In general, Lua tables are pure associative arrays. There is no "natural" order other than the as a side effect of the particular hash table implementation used in the Lua core. This makes sense because values of any Lua data type (other than nil) can be used as both keys and values; but only strings and numbers have any kind of sensible ordering, and then only between values of like type.
For example, what should the sorted order of this table be:
unsortable = {
answer=42,
true="Beauty",
[function() return 17 end] = function() return 42 end,
[math.pi] = "pi",
[ {} ] = {},
12, 11, 10, 9, 8
}
It has one string key, one boolean key, one function key, one non-integral key, one table key, and five integer keys. Should the function sort ahead of the string? How do you compare the string to a number? Where should the table sort? And what about userdata and thread values which don't happen to appear in this table?
By convention, values indexed by sequential integers beginning with 1 are commonly used as lists. Several functions and common idioms follow this convention, and table.sort is one example. Functions that operate over lists usually ignore any values stored at keys that are not part of the list. Again, table.sort is an example: it sorts only those elements that are stored at keys that are part of the list.
Another example is the # operator. For the above table, #unsortable is 5 because unsortable[5] ~= nil and unsortable[6] == nil. Notice that the value stored at the numeric index math.pi is not counted even though pi is between 3 and 4 because it is not an integer. Furthermore, none of the other non-integer keys are counted either. This means that a simple for loop can iterate over the entire list:
for i in 1,#unsortable do
print(i,unsortable[i])
end
Although that is often written as
for i,v in ipairs(unsortable) do
print(i,v)
end
In short, Lua tables are unordered collections of values, each indexed by a key; but there is a special convention for sequential integer keys beginning at 1.
Edit: For the special case of non-integral keys with a suitable partial ordering, there is a work-around involving a separate index table. The described content of tables keyed by string values is a suitable example for this trick.
First, collect the keys in a new table, in the form of a list. That is, make a table indexed by consecutive integers beginning at 1 with keys as values and sort that. Then, use that index to iterate over the original table in the desired order.
For example, here is foreachinorder(), which uses this technique to iterate over all values of a table, calling a function for each key/value pair, in an order determined by a comparison function.

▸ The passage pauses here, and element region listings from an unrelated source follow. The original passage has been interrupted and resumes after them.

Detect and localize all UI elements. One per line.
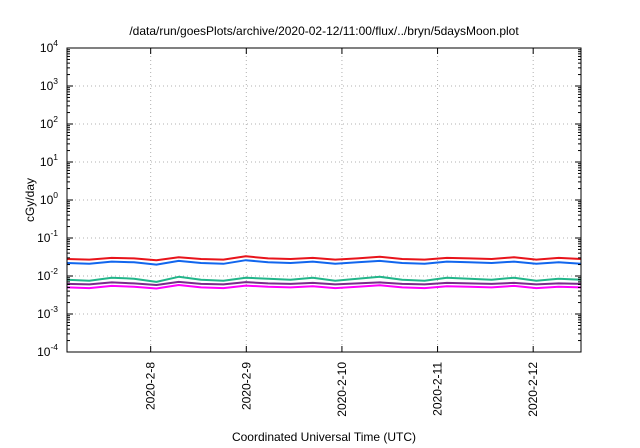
y-axis-label: cGy/day [23,178,37,222]
grid [67,48,581,352]
y-tick-label: 102 [40,114,58,131]
chart-title: /data/run/goesPlots/archive/2020-02-12/1… [129,24,519,38]
x-tick-label: 2020-2-8 [144,362,158,410]
y-tick-label: 10-3 [37,304,58,321]
series-line [66,255,582,262]
y-tick-label: 10-4 [37,342,58,359]
y-tick-label: 100 [40,190,58,207]
x-tick-label: 2020-2-11 [431,362,445,416]
series-line [66,280,582,286]
y-tick-label: 101 [40,152,58,169]
x-axis-label: Coordinated Universal Time (UTC) [232,430,416,444]
series-line [66,259,582,266]
x-tick-label: 2020-2-9 [239,362,253,410]
x-axis: 2020-2-8 2020-2-9 2020-2-10 2020-2-11 2020-2… [144,48,540,417]
y-tick-label: 103 [40,76,58,93]
y-tick-label: 104 [40,38,58,55]
y-tick-label: 10-2 [37,266,58,283]
x-tick-label: 2020-2-10 [335,362,349,417]
y-axis: 10-4 10-3 10-2 10-1 100 101 102 103 104 [37,38,581,359]
series-line [66,284,582,290]
x-tick-label: 2020-2-12 [526,362,540,417]
series-line [66,275,582,283]
y-tick-label: 10-1 [37,228,58,245]
series-lines [66,255,582,290]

function foreachinorder(t, f, cmp)
-- first extract a list of the keys from t
local keys = {}
for k,_ in pairs(t) do
keys[#keys+1] = k
end
-- sort the keys according to the function cmp. If cmp
-- is omitted, table.sort() defaults to the < operator
table.sort(keys,cmp)
-- finally, loop over the keys in sorted order, and operate
-- on elements of t
for _,k in ipairs(keys) do
f(k,t[k])
end
end
It constructs an index, sorts it with table.sort(), then loops over each element in the sorted index and calls the function f for each one. The function f is passed the key and value. The sort order is determined by an optional comparison function which is passed to table.sort. It is called with two elements to compare (the keys to the table t in this case) and must return true if the first is less than the second. If omitted, table.sort uses the built-in < operator.

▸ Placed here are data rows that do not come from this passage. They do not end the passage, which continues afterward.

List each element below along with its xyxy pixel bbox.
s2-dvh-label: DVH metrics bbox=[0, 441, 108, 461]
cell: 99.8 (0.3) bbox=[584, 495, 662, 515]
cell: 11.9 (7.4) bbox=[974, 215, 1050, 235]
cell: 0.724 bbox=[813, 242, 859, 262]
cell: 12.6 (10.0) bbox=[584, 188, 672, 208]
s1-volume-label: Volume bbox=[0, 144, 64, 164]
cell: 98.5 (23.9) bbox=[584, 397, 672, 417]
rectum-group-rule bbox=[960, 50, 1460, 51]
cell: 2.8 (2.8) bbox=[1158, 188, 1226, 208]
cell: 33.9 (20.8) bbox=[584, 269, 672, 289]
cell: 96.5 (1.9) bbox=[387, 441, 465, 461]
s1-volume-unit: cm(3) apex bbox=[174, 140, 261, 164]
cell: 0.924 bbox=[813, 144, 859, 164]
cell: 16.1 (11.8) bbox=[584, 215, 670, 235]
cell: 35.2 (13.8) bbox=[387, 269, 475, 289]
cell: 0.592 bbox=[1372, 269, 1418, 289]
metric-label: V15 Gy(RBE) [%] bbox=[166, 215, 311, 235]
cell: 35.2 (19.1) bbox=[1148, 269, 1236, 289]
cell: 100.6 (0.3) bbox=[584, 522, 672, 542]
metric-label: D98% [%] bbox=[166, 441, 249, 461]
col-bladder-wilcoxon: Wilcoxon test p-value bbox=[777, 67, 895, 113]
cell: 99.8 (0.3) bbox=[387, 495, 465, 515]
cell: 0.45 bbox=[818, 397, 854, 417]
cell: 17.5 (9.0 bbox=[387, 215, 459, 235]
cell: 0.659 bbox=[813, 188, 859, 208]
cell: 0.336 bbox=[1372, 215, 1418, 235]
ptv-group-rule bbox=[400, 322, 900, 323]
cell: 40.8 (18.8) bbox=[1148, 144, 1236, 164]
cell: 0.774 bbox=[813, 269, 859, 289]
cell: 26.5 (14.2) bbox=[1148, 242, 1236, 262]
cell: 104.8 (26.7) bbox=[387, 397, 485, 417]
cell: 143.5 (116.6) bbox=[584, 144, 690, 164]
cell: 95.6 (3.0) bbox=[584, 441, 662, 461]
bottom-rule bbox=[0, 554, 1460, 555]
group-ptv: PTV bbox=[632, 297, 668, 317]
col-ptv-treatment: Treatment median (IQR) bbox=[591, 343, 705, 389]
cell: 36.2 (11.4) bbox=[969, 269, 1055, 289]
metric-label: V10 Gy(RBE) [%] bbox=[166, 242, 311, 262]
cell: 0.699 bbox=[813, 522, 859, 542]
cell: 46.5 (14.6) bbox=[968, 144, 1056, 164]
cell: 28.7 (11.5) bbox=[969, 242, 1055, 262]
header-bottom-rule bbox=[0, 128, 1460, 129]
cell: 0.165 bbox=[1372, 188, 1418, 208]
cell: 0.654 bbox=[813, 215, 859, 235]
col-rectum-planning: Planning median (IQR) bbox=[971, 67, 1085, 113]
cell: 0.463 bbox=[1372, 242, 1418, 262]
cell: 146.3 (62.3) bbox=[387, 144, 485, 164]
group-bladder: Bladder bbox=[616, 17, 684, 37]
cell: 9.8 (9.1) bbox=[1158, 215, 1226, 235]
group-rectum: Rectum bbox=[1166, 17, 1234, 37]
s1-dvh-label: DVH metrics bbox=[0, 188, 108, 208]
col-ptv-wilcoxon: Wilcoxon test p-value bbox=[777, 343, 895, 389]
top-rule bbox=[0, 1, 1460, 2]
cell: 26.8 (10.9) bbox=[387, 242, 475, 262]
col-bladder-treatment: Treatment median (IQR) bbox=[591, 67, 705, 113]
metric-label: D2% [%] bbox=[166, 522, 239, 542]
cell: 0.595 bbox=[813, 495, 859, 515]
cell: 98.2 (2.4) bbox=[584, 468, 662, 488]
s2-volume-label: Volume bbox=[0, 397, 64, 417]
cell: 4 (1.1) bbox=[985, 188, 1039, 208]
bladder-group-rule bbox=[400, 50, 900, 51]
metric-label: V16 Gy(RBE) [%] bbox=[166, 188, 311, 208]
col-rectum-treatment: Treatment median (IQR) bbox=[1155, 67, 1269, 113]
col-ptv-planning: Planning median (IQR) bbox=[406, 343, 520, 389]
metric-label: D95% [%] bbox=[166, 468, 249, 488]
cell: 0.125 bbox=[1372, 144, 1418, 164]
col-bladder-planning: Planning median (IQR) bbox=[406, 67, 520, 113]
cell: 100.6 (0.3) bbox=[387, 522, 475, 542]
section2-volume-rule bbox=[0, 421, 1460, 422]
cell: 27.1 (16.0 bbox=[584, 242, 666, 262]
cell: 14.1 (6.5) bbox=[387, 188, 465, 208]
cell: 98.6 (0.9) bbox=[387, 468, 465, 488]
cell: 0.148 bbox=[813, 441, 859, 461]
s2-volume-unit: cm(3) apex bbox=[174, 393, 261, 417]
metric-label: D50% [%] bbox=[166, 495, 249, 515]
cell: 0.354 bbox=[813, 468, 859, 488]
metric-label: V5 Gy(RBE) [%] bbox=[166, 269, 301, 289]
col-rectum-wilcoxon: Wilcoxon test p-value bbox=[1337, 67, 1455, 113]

For example, given the following table:
t1 = {
a = 1,
b = 2,
c = 3,
}
then foreachinorder(t1,print) prints:
a 1
b 2
c 3
and foreachinorder(t1,print,function(a,b) return a>b end) prints:
c 3
b 2
a 1
You can only sort tables with consecutive integer keys starting at 1, i.e., lists. If you have another table of key-value pairs, you can make a list of pairs and sort that:
function sortpairs(t, lt)
local u = { }
for k, v in pairs(t) do table.insert(u, { key = k, value = v }) end
table.sort(u, lt)
return u
end
Of course this is useful only if you provide a custom ordering (lt) which expects as arguments key/value pairs.
This issue is discussed at greater length in a related question about sorting Lua tables.
Because they don't have any order in the first place. It's like trying to sort a garbage bag full of bananas.